Most waiting staff are either young or foreign - meaning they don't know the law and don't wish to upset their employers.
As part of the investigation information and views from the hospitality industry and other key stakeholders will be sought.
This will help the government decide if ministers need to intervene to strengthen the voluntary code of practice.
Ufi Ibrahim, chief executive of the British Hospitality Association, said the body "would welcome dialogue with the business secretary on the matter of tipping and the industry code of conduct."
Division of tips
Most chains use a "tronc" system, where all the tips are collected together and distributed evenly through the staff, usually with around 70% going to the waiters, and the rest given to kitchen and other workers.
There is no law regarding how a tronc is divided, however.

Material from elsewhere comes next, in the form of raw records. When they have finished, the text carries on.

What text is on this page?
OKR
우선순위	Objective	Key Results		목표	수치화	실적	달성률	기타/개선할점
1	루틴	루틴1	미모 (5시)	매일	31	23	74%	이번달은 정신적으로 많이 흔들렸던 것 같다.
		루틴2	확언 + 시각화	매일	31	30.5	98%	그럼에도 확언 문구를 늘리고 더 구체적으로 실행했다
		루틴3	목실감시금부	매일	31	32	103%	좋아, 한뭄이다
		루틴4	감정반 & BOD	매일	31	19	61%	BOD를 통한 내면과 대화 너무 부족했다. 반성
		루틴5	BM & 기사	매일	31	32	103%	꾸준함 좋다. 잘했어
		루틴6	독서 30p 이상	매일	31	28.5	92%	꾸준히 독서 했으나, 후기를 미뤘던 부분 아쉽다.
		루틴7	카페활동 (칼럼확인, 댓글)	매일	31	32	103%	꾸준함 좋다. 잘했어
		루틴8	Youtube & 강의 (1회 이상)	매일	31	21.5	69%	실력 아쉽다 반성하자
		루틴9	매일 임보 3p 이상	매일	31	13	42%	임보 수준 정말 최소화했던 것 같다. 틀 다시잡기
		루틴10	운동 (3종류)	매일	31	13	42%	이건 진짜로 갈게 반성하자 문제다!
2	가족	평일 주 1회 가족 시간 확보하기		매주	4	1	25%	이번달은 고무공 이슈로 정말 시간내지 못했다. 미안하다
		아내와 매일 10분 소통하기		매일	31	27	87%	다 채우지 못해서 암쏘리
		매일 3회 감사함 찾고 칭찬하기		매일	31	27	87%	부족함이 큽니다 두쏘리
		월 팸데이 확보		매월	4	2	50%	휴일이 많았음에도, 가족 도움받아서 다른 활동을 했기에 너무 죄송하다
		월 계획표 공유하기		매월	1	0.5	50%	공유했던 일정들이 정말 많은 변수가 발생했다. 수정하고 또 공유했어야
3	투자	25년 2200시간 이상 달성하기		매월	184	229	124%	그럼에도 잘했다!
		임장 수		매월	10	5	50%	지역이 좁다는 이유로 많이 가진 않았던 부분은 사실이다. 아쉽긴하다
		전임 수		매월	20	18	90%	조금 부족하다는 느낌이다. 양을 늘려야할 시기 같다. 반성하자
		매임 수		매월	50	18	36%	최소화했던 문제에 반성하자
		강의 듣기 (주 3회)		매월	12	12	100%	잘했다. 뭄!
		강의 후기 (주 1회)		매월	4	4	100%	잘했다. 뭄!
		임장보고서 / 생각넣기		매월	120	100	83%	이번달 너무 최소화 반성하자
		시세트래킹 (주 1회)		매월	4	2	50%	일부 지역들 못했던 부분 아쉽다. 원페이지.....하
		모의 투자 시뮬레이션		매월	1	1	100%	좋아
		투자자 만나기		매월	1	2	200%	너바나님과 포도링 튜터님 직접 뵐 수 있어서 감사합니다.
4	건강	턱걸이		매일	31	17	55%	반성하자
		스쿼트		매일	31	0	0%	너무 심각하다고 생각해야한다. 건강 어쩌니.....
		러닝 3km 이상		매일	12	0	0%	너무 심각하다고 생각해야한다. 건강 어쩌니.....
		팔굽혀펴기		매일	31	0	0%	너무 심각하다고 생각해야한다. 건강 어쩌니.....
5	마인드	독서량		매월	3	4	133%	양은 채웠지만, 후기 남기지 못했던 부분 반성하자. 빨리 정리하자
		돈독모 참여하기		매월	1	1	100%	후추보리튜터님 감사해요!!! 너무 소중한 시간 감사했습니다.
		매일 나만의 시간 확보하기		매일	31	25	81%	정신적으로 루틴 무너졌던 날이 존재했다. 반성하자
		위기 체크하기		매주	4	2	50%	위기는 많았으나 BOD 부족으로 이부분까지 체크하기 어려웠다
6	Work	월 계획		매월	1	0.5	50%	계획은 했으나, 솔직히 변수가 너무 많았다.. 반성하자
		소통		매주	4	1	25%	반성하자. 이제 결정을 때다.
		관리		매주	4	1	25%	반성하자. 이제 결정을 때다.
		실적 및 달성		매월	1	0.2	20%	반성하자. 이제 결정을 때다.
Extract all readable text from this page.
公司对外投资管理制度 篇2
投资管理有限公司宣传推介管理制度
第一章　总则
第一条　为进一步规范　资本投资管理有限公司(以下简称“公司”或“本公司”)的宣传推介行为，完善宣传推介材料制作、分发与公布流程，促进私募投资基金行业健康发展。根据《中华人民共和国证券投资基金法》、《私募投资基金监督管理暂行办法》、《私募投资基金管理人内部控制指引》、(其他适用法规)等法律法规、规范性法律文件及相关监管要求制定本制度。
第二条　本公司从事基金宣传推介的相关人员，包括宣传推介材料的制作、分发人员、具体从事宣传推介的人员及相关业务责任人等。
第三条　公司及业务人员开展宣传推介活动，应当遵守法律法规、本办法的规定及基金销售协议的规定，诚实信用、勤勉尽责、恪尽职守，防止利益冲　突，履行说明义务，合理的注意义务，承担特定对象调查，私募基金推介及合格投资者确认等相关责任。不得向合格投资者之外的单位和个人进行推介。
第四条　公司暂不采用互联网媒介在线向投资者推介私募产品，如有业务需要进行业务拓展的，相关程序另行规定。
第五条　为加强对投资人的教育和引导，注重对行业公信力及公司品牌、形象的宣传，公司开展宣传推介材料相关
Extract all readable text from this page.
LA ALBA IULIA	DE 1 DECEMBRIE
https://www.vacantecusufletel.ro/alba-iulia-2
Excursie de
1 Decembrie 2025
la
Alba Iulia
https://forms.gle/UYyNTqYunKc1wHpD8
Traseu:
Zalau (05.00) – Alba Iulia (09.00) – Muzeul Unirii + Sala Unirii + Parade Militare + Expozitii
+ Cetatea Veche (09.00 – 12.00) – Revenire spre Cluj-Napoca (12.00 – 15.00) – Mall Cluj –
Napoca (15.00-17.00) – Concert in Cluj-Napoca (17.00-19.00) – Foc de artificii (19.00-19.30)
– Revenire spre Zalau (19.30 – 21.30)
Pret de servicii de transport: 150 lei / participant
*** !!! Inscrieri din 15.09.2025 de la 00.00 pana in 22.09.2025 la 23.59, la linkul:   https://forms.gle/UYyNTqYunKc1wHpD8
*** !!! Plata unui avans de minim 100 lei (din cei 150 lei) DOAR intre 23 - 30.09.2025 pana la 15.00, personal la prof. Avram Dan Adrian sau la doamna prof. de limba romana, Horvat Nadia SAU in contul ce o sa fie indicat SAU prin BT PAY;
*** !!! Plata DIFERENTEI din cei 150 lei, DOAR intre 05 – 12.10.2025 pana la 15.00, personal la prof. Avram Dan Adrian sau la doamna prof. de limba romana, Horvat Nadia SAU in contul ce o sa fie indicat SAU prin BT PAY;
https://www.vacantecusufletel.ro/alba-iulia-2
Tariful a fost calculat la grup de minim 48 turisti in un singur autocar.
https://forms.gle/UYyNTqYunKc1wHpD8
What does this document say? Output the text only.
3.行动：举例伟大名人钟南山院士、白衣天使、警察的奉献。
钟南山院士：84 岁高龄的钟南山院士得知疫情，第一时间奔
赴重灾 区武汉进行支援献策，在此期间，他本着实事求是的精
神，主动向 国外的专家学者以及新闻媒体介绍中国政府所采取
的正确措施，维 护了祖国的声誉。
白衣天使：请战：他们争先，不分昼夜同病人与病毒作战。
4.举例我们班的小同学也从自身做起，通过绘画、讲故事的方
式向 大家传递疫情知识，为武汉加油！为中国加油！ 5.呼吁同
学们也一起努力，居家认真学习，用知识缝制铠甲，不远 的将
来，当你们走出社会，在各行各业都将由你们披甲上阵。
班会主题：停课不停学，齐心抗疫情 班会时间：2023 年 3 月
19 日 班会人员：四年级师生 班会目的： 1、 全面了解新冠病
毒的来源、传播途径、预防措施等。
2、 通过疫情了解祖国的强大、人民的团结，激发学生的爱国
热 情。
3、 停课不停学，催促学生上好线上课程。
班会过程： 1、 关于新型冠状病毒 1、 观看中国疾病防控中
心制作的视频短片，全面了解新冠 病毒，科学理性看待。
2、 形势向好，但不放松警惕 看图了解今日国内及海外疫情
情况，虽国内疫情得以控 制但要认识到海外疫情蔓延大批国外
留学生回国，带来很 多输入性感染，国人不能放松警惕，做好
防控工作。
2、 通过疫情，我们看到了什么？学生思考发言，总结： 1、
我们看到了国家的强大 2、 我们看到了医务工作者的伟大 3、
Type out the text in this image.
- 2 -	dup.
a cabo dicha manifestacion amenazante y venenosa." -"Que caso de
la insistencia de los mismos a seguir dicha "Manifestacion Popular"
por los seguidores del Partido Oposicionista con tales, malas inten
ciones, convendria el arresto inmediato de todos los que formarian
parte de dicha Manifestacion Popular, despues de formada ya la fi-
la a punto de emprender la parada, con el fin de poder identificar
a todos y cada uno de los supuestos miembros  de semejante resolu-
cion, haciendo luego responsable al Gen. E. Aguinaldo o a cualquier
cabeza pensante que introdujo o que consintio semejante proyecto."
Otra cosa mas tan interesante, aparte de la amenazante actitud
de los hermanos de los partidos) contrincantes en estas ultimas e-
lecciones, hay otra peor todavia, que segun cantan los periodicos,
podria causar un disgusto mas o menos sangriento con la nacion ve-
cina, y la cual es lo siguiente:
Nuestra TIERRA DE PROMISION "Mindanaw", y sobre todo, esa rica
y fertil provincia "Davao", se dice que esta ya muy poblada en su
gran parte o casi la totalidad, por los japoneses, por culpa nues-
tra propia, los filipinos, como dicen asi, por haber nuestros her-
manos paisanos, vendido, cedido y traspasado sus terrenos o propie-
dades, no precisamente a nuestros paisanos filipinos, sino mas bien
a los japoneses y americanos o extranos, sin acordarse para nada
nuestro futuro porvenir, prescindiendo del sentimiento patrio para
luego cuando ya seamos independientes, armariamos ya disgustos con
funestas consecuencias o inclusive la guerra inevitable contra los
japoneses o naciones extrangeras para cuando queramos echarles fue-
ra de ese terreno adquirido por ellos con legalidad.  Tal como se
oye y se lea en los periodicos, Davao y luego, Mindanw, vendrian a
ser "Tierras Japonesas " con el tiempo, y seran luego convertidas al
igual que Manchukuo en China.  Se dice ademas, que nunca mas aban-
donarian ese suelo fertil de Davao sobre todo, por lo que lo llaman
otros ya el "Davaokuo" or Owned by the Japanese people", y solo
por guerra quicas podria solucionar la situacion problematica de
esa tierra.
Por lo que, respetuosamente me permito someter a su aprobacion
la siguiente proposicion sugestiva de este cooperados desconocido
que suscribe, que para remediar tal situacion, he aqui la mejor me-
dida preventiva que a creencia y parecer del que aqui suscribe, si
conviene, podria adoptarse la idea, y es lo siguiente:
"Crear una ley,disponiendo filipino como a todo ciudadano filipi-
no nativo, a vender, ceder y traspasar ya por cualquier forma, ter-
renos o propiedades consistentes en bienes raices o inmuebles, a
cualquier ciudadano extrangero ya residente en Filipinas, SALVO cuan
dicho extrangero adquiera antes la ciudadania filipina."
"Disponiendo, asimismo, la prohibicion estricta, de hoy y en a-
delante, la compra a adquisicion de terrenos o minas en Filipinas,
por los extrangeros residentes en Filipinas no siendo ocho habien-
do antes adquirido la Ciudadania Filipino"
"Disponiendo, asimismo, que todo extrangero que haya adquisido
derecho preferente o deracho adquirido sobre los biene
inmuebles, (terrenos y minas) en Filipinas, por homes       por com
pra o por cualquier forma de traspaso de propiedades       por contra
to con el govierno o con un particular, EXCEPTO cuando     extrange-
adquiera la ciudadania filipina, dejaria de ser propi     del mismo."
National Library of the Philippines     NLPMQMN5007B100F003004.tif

A spokesperson for Pizza Express said: "To cover the administrative costs of ensuring that the tronc system is managed correctly and fairly, a small administrative fee of 8% is levied. Under no circumstances does Pizza Express generate additional profit through the tronc."
Many high-street chains deduct fees from tips. These include: Ask (8%), Belgo (10%), Bella Italia (10%), Café Rouge (10%), Prezzo (10%), Strada (10%) and Zizzi (8%).
Recently Giraffe has scrapped its 10% admin fee on tips, joining chains like Restaurant Group, Carluccio's, Garfunkel's and Jamie Oliver's who do not deduct a fee.
Research from 2009 found that one in five restaurants did not pass tips to their staff, yet the vast majority of customers said they wanted waiting staff to receive the money left for them, the government said.